I agree wholeheartedly with Alison Wolf on competence-based assessment ("Trying to box clever", THES, March 31). She has identified what we in further education have always said: "It is too top-down, too bureaucratic, too much work and becomes an endless process of rubber-stamping rather than learning."
During its introduction we were presented with a multitude of research telling us how competence-based assessment would raise motivation and increase access. These researchers surmised that it was easy to encapsulate the complete intellectual processing skills of an engineer, scientist or manager in a list of performance criteria statements produced in a short timescale.

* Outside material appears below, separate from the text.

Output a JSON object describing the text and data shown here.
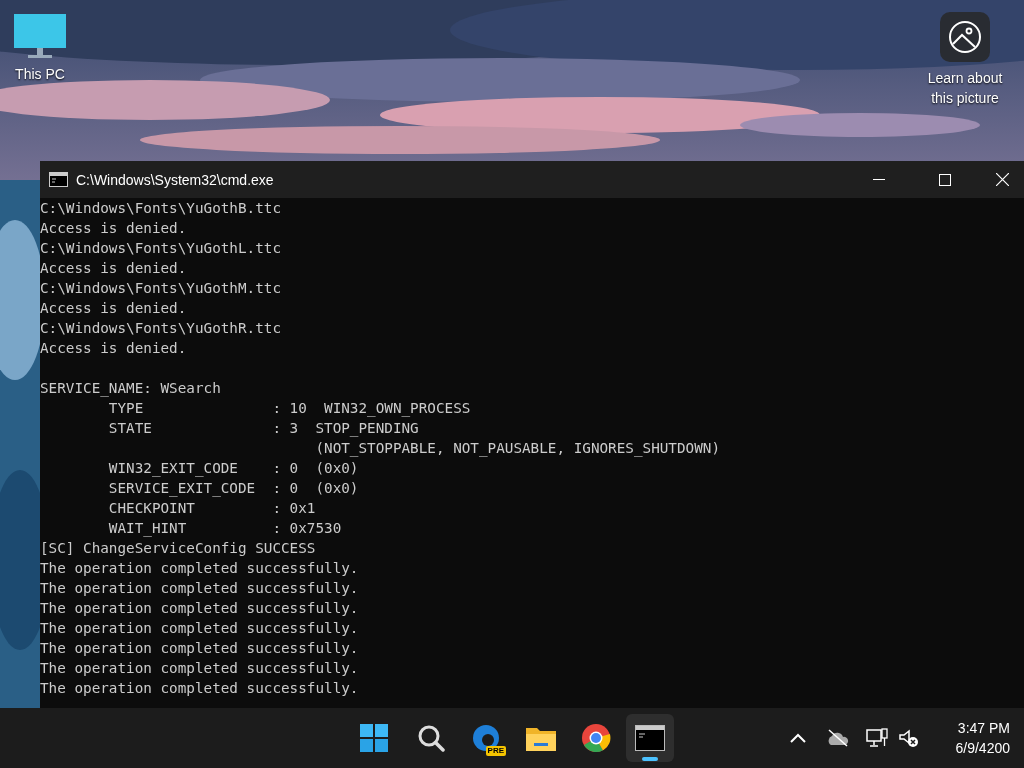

Two serious interrelated assumptions were made. First, that if we requested students to jump through hoops, they would eventually ask why. Unfortunately, most ask only how they should jump and what help is available.

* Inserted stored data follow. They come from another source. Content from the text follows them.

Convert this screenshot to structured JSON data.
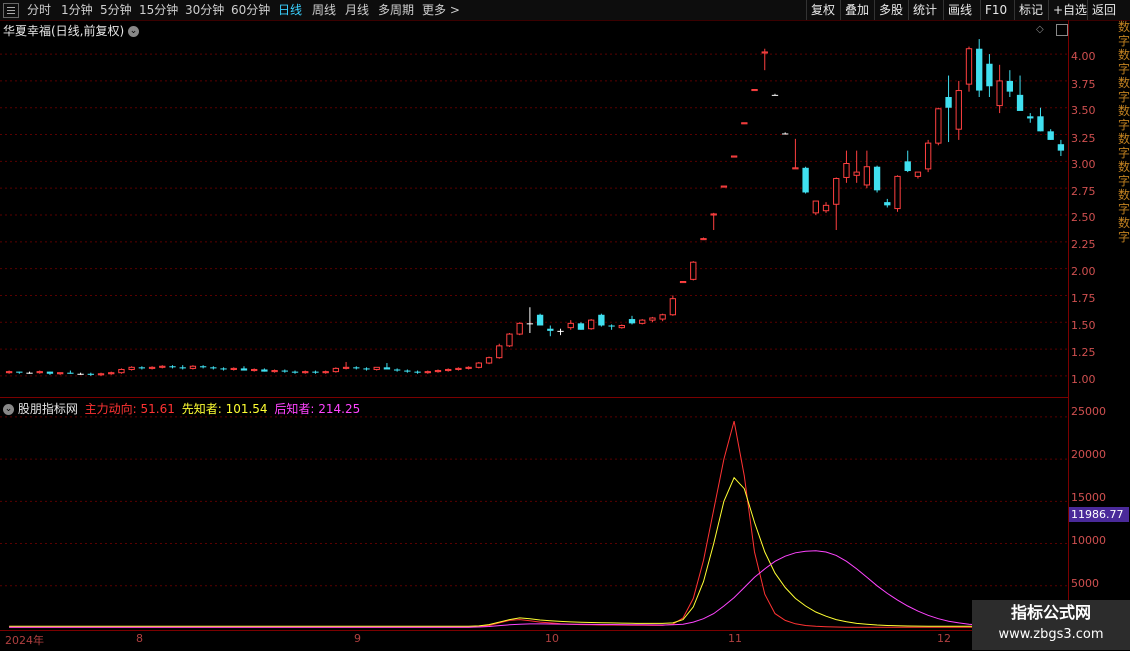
{
  "toolbar": {
    "periods": [
      "分时",
      "1分钟",
      "5分钟",
      "15分钟",
      "30分钟",
      "60分钟",
      "日线",
      "周线",
      "月线",
      "多周期",
      "更多 >"
    ],
    "active_period": "日线",
    "right_buttons": [
      "复权",
      "叠加",
      "多股",
      "统计",
      "画线",
      "F10",
      "标记",
      "+自选",
      "返回"
    ]
  },
  "stock": {
    "title": "华夏幸福(日线,前复权)"
  },
  "indicator": {
    "name": "股朋指标网",
    "items": [
      {
        "label": "主力动向: 51.61",
        "color": "#ff3333"
      },
      {
        "label": "先知者: 101.54",
        "color": "#ffff33"
      },
      {
        "label": "后知者: 214.25",
        "color": "#ff44ff"
      }
    ],
    "current_value": "11986.77"
  },
  "axes": {
    "price_ticks": [
      "4.00",
      "3.75",
      "3.50",
      "3.25",
      "3.00",
      "2.75",
      "2.50",
      "2.25",
      "2.00",
      "1.75",
      "1.50",
      "1.25",
      "1.00"
    ],
    "ind_ticks": [
      "25000",
      "20000",
      "15000",
      "10000",
      "5000"
    ],
    "x_labels": [
      "2024年",
      "8",
      "9",
      "10",
      "11",
      "12"
    ]
  },
  "right_strip": "数字数字数字数字数字数字数字数字",
  "watermark": {
    "line1": "指标公式网",
    "line2": "www.zbgs3.com"
  },
  "colors": {
    "up": "#ff4040",
    "down": "#40e0f0",
    "flat": "#ffffff",
    "grid": "#5a0000"
  },
  "chart_data": {
    "type": "candlestick",
    "price_range": [
      0.85,
      4.15
    ],
    "candles": [
      [
        1.03,
        1.05,
        1.02,
        1.04
      ],
      [
        1.04,
        1.04,
        1.02,
        1.03
      ],
      [
        1.03,
        1.04,
        1.02,
        1.03
      ],
      [
        1.03,
        1.05,
        1.02,
        1.04
      ],
      [
        1.04,
        1.04,
        1.01,
        1.02
      ],
      [
        1.02,
        1.03,
        1.01,
        1.03
      ],
      [
        1.03,
        1.05,
        1.02,
        1.02
      ],
      [
        1.02,
        1.03,
        1.01,
        1.02
      ],
      [
        1.02,
        1.03,
        1.0,
        1.01
      ],
      [
        1.01,
        1.03,
        1.0,
        1.02
      ],
      [
        1.02,
        1.04,
        1.01,
        1.03
      ],
      [
        1.03,
        1.07,
        1.02,
        1.06
      ],
      [
        1.06,
        1.09,
        1.05,
        1.08
      ],
      [
        1.08,
        1.09,
        1.06,
        1.07
      ],
      [
        1.07,
        1.09,
        1.06,
        1.08
      ],
      [
        1.08,
        1.1,
        1.07,
        1.09
      ],
      [
        1.09,
        1.1,
        1.07,
        1.08
      ],
      [
        1.08,
        1.1,
        1.06,
        1.07
      ],
      [
        1.07,
        1.1,
        1.06,
        1.09
      ],
      [
        1.09,
        1.1,
        1.07,
        1.08
      ],
      [
        1.08,
        1.09,
        1.06,
        1.07
      ],
      [
        1.07,
        1.08,
        1.05,
        1.06
      ],
      [
        1.06,
        1.08,
        1.05,
        1.07
      ],
      [
        1.07,
        1.09,
        1.05,
        1.05
      ],
      [
        1.05,
        1.07,
        1.04,
        1.06
      ],
      [
        1.06,
        1.07,
        1.04,
        1.04
      ],
      [
        1.04,
        1.06,
        1.03,
        1.05
      ],
      [
        1.05,
        1.06,
        1.03,
        1.04
      ],
      [
        1.04,
        1.05,
        1.02,
        1.03
      ],
      [
        1.03,
        1.05,
        1.02,
        1.04
      ],
      [
        1.04,
        1.05,
        1.02,
        1.03
      ],
      [
        1.03,
        1.05,
        1.02,
        1.04
      ],
      [
        1.04,
        1.08,
        1.03,
        1.07
      ],
      [
        1.07,
        1.13,
        1.06,
        1.08
      ],
      [
        1.08,
        1.09,
        1.06,
        1.07
      ],
      [
        1.07,
        1.08,
        1.05,
        1.06
      ],
      [
        1.06,
        1.08,
        1.05,
        1.08
      ],
      [
        1.08,
        1.12,
        1.06,
        1.06
      ],
      [
        1.06,
        1.07,
        1.04,
        1.05
      ],
      [
        1.05,
        1.06,
        1.03,
        1.04
      ],
      [
        1.04,
        1.05,
        1.02,
        1.03
      ],
      [
        1.03,
        1.05,
        1.02,
        1.04
      ],
      [
        1.04,
        1.06,
        1.03,
        1.05
      ],
      [
        1.05,
        1.07,
        1.04,
        1.06
      ],
      [
        1.06,
        1.08,
        1.05,
        1.07
      ],
      [
        1.07,
        1.09,
        1.06,
        1.08
      ],
      [
        1.08,
        1.13,
        1.07,
        1.12
      ],
      [
        1.12,
        1.18,
        1.11,
        1.17
      ],
      [
        1.17,
        1.3,
        1.16,
        1.28
      ],
      [
        1.28,
        1.4,
        1.27,
        1.39
      ],
      [
        1.39,
        1.5,
        1.38,
        1.49
      ],
      [
        1.49,
        1.64,
        1.4,
        1.49
      ],
      [
        1.57,
        1.58,
        1.47,
        1.47
      ],
      [
        1.44,
        1.47,
        1.37,
        1.42
      ],
      [
        1.42,
        1.44,
        1.38,
        1.42
      ],
      [
        1.45,
        1.52,
        1.43,
        1.49
      ],
      [
        1.49,
        1.5,
        1.43,
        1.43
      ],
      [
        1.44,
        1.53,
        1.43,
        1.52
      ],
      [
        1.57,
        1.58,
        1.46,
        1.47
      ],
      [
        1.47,
        1.48,
        1.43,
        1.46
      ],
      [
        1.45,
        1.48,
        1.44,
        1.47
      ],
      [
        1.53,
        1.56,
        1.48,
        1.49
      ],
      [
        1.49,
        1.53,
        1.48,
        1.52
      ],
      [
        1.52,
        1.55,
        1.5,
        1.54
      ],
      [
        1.53,
        1.58,
        1.51,
        1.57
      ],
      [
        1.57,
        1.75,
        1.56,
        1.72
      ],
      [
        1.87,
        1.88,
        1.87,
        1.88
      ],
      [
        1.9,
        2.07,
        1.89,
        2.06
      ],
      [
        2.27,
        2.29,
        2.27,
        2.28
      ],
      [
        2.5,
        2.52,
        2.36,
        2.51
      ],
      [
        2.76,
        2.77,
        2.76,
        2.77
      ],
      [
        3.04,
        3.05,
        3.04,
        3.05
      ],
      [
        3.35,
        3.36,
        3.35,
        3.36
      ],
      [
        3.66,
        3.67,
        3.66,
        3.67
      ],
      [
        4.01,
        4.05,
        3.85,
        4.02
      ],
      [
        3.62,
        3.63,
        3.62,
        3.62
      ],
      [
        3.26,
        3.27,
        3.26,
        3.26
      ],
      [
        2.93,
        3.21,
        2.93,
        2.94
      ],
      [
        2.94,
        2.95,
        2.7,
        2.71
      ],
      [
        2.52,
        2.63,
        2.5,
        2.63
      ],
      [
        2.54,
        2.62,
        2.52,
        2.59
      ],
      [
        2.6,
        2.85,
        2.36,
        2.84
      ],
      [
        2.85,
        3.1,
        2.8,
        2.98
      ],
      [
        2.87,
        3.1,
        2.8,
        2.9
      ],
      [
        2.78,
        3.1,
        2.75,
        2.95
      ],
      [
        2.95,
        2.96,
        2.71,
        2.73
      ],
      [
        2.62,
        2.65,
        2.57,
        2.59
      ],
      [
        2.56,
        2.87,
        2.53,
        2.86
      ],
      [
        3.0,
        3.1,
        2.9,
        2.91
      ],
      [
        2.86,
        2.9,
        2.84,
        2.9
      ],
      [
        2.93,
        3.2,
        2.9,
        3.17
      ],
      [
        3.17,
        3.5,
        3.15,
        3.49
      ],
      [
        3.6,
        3.8,
        3.18,
        3.5
      ],
      [
        3.3,
        3.75,
        3.2,
        3.66
      ],
      [
        3.72,
        4.07,
        3.65,
        4.05
      ],
      [
        4.05,
        4.14,
        3.6,
        3.66
      ],
      [
        3.91,
        4.0,
        3.6,
        3.7
      ],
      [
        3.52,
        3.9,
        3.45,
        3.75
      ],
      [
        3.75,
        3.85,
        3.6,
        3.65
      ],
      [
        3.62,
        3.8,
        3.52,
        3.47
      ],
      [
        3.42,
        3.45,
        3.36,
        3.4
      ],
      [
        3.42,
        3.5,
        3.28,
        3.28
      ],
      [
        3.28,
        3.3,
        3.2,
        3.2
      ],
      [
        3.16,
        3.2,
        3.05,
        3.1
      ]
    ],
    "indicator_range": [
      0,
      27000
    ],
    "series": [
      {
        "name": "主力动向",
        "color": "#ff3333",
        "values": [
          100,
          100,
          100,
          100,
          100,
          100,
          100,
          100,
          100,
          100,
          100,
          100,
          100,
          100,
          100,
          100,
          100,
          100,
          100,
          100,
          100,
          100,
          100,
          100,
          100,
          100,
          100,
          100,
          100,
          100,
          100,
          100,
          100,
          100,
          100,
          100,
          100,
          100,
          100,
          100,
          100,
          100,
          100,
          100,
          100,
          100,
          150,
          300,
          600,
          900,
          1000,
          850,
          700,
          600,
          500,
          450,
          400,
          380,
          360,
          350,
          340,
          330,
          320,
          310,
          310,
          450,
          1200,
          3500,
          8000,
          14000,
          20000,
          24500,
          18000,
          9000,
          4000,
          1700,
          900,
          500,
          300,
          200,
          150,
          120,
          100,
          100,
          100,
          100,
          100,
          100,
          100,
          100,
          100,
          100,
          100,
          100,
          100,
          100,
          100,
          100,
          100,
          100,
          100,
          100,
          100,
          100
        ]
      },
      {
        "name": "先知者",
        "color": "#ffff33",
        "values": [
          200,
          200,
          200,
          200,
          200,
          200,
          200,
          200,
          200,
          200,
          200,
          200,
          200,
          200,
          200,
          200,
          200,
          200,
          200,
          200,
          200,
          200,
          200,
          200,
          200,
          200,
          200,
          200,
          200,
          200,
          200,
          200,
          200,
          200,
          200,
          200,
          200,
          200,
          200,
          200,
          200,
          200,
          200,
          200,
          200,
          200,
          250,
          400,
          700,
          1000,
          1200,
          1100,
          950,
          850,
          780,
          720,
          680,
          650,
          620,
          600,
          580,
          560,
          550,
          540,
          540,
          600,
          1000,
          2500,
          5500,
          10000,
          15000,
          17800,
          16500,
          12500,
          9000,
          6500,
          4800,
          3500,
          2600,
          1900,
          1400,
          1000,
          750,
          550,
          450,
          350,
          300,
          260,
          240,
          220,
          210,
          200,
          200,
          200,
          200,
          200,
          200,
          200,
          200,
          200,
          200,
          200,
          200,
          200
        ]
      },
      {
        "name": "后知者",
        "color": "#ff44ff",
        "values": [
          100,
          100,
          100,
          100,
          100,
          100,
          100,
          100,
          100,
          100,
          100,
          100,
          100,
          100,
          100,
          100,
          100,
          100,
          100,
          100,
          100,
          100,
          100,
          100,
          100,
          100,
          100,
          100,
          100,
          100,
          100,
          100,
          100,
          100,
          100,
          100,
          100,
          100,
          100,
          100,
          100,
          100,
          100,
          100,
          100,
          100,
          120,
          180,
          280,
          380,
          450,
          480,
          480,
          470,
          460,
          450,
          440,
          430,
          420,
          410,
          400,
          390,
          380,
          370,
          360,
          380,
          450,
          700,
          1100,
          1700,
          2600,
          3600,
          4800,
          6000,
          7000,
          7900,
          8500,
          8900,
          9100,
          9150,
          9000,
          8600,
          7900,
          7000,
          6000,
          5000,
          4100,
          3300,
          2600,
          2000,
          1500,
          1100,
          800,
          600,
          450,
          350,
          300,
          270,
          250,
          240,
          230,
          220,
          210,
          200
        ]
      }
    ]
  }
}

The second was that all the bits of information would gel into a complete area of knowledge, whereas in practice it stays a jumble and little more.
The method of assessment has determined the method of teaching and learning, that is, competence-based assessment encourages discrete teaching approaches and produces surface learning. The apparent results of this initiative have been a demotivated staff and student population. The staff are demotivated by the burden of bureaucracy and concern that they have failed in their academic duty to educate through the necessity to"rubber-stamp" assessments.
The students, while delighted to receive a certificate for their efforts (sometimes minimal), are also aware that they have not, in many cases, had a learning experience.